There is no part of this that isn’t perfect. Last year was huge for women’s basketball, with Caitlin Clark and Angel Reese making their respective college games into must-watch sports television, then bringing that energy and attention to the WNBA after they were drafted in the first round. And of course, they aren’t the only exciting rookies—a personal highlight of last year for me was seeing Cameron Brink play for the Sparks before an injury took her out for the season. That buzz, coupled with excitement over athletes like Ilona Maher, Simone Biles, and Katie Ledecky at the Olympics made 2024 the year of “everyone watches women’s sports.”

Women’s sports has always needed boosters. Kobe Bryant was a major supporter of the WNBA. Geena Davis, inspired after starring in A League of Their Own, has been a champion for Title IX for over two decades now. Williams herself already has a minority stake in Los Angeles women’s soccer team Angel City, whose principal owner is her husband, Alexis Ohanian.
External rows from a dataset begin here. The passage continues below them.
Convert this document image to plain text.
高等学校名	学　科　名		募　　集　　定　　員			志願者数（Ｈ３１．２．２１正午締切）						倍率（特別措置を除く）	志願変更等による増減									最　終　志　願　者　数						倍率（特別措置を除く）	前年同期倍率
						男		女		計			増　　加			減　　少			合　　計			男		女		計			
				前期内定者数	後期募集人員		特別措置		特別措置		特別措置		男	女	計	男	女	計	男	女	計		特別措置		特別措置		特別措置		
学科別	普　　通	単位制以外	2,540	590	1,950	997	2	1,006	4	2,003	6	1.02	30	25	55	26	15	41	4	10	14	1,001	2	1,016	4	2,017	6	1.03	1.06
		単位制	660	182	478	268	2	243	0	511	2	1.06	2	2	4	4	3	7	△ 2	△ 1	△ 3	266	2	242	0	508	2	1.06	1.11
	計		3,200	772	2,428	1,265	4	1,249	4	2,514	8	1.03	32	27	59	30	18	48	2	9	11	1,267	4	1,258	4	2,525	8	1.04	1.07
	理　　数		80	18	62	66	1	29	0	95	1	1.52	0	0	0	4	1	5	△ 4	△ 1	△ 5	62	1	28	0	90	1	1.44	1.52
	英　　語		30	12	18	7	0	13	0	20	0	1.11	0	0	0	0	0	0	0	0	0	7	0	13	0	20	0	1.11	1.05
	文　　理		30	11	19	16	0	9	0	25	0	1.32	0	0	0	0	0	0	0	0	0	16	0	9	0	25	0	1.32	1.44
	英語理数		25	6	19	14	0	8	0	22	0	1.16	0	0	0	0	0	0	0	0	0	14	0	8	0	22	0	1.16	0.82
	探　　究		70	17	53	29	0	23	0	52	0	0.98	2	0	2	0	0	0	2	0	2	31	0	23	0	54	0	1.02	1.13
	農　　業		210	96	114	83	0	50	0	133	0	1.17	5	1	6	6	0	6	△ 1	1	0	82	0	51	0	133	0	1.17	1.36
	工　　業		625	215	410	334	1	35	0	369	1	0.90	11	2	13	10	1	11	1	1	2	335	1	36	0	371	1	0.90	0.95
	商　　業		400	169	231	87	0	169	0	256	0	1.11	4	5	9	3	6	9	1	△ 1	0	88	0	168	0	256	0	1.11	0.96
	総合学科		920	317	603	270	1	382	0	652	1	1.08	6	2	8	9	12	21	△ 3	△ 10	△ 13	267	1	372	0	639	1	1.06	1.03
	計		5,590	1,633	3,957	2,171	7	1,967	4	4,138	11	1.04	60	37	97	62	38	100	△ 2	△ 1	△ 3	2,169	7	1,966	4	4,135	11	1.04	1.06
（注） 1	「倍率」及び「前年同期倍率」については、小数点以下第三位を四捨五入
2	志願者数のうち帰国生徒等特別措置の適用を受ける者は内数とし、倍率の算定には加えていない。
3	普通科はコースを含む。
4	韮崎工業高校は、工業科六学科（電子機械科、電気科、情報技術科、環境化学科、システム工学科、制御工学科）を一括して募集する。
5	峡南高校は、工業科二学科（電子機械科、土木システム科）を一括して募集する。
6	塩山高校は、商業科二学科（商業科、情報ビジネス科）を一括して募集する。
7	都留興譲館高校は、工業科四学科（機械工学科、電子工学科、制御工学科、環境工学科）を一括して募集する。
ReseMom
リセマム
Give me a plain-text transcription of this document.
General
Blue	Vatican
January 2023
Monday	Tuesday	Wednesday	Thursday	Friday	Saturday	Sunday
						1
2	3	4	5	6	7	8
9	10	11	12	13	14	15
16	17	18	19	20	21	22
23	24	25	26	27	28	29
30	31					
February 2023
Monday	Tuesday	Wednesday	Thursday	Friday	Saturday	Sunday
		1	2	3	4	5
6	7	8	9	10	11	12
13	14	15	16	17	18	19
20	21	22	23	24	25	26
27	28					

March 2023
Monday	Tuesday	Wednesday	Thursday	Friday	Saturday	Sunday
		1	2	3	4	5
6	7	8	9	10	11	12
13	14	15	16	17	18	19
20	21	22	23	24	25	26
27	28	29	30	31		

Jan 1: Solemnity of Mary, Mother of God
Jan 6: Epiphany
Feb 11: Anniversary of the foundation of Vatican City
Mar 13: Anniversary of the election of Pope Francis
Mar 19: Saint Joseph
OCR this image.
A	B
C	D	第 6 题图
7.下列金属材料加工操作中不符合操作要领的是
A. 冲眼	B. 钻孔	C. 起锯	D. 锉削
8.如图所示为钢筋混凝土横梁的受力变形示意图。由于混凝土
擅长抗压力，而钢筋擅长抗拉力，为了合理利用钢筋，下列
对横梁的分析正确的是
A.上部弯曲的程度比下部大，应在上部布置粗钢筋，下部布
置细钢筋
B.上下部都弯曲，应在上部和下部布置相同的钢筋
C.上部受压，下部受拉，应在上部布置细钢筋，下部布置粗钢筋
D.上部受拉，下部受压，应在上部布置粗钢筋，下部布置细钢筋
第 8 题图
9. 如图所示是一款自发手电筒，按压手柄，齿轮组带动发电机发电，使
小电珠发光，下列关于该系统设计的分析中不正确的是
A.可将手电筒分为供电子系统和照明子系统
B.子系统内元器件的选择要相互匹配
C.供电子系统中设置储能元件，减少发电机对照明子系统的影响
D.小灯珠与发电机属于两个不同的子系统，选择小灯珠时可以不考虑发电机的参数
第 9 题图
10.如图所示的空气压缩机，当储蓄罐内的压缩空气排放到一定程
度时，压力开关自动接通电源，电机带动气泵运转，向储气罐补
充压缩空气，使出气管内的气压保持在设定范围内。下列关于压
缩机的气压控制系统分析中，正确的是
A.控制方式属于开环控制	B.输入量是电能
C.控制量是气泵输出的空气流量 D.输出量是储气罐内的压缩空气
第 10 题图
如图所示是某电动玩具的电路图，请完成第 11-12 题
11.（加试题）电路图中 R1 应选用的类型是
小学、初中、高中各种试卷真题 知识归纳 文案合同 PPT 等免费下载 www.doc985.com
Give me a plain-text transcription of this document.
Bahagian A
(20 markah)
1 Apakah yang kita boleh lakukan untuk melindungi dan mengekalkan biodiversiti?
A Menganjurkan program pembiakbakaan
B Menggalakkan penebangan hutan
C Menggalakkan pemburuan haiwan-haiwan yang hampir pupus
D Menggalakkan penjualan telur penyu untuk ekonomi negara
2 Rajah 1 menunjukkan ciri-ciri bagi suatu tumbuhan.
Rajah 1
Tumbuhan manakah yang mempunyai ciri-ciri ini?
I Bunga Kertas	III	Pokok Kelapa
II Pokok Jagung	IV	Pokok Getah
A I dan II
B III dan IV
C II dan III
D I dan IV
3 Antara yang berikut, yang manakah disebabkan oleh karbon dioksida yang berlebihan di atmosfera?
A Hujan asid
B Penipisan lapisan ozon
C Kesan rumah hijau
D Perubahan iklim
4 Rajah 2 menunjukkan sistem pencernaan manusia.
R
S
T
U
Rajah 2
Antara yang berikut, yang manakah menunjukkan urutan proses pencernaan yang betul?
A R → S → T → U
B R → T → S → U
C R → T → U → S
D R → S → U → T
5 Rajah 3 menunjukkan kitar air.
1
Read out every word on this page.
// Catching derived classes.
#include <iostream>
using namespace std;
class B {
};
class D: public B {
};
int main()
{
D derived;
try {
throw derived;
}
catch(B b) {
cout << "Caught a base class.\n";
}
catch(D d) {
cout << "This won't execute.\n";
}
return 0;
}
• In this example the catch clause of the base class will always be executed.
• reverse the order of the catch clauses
Angel City was cofounded by Natalie Portman and boasts a long roster of celebrity investors, as do a handful of other NWSL teams; Brittany Mahomes is a co-owner of the Kansas City Current; Michelle Williams of Destiny’s Child has a minority stake in the Chicago Sky.

But there’s no one like Serena. She is a cultural force, widely regarded as our greatest living athlete, a woman whose childhood was turned into an Oscar-winning film, who danced at the Super Bowl, who stands for complete domination of her sport and has earned the respect of even the most begrudging misogynists. For her to use her platform to elevate a new franchise is commendable—for her to invest in it is downright helpful. Serena Williams believes that this WNBA team will be profitable, which the league currently is not. That’s huge.

She easily could have gone the Tom Brady route and taken a gig commentating on tennis matches for a hefty salary. She could open the Serena Williams Sports Academy and earn do-gooder points. She could probably have a talk show if she wanted. And Williams may still take any of those paths, but for her to join the women pouring money into women’s sports instead of just cashing out is a real boost.

In April 2024, Macaela MacKenzie, author of Money, Power, Respect: How Women in Sports Are Shaping the Future of Feminism, reflected on the “Caitlin Clark effect” in an essay for Glamour, writing, “Equality for women’s sports starts with equal opportunity, equal pay, and equal investment…We’ve seen epic athletes before…But time after time, the excitement fades…It’s up to us to keep up the momentum.”

Williams’s investment is obviously not a one-and-done deal that fixes the patriarchy, but it absolutely is a sign of growing, not fading, momentum. It’s not a vanity project or symbolic stamp of approval. It has the potential to grow the league significantly. If 2026 is the year the WNBA taps into an international market, creates merch that flies off the shelves and attracts the A-listers who regularly sit courtside to watch the men? Grand slam dunk. Sorry, had to.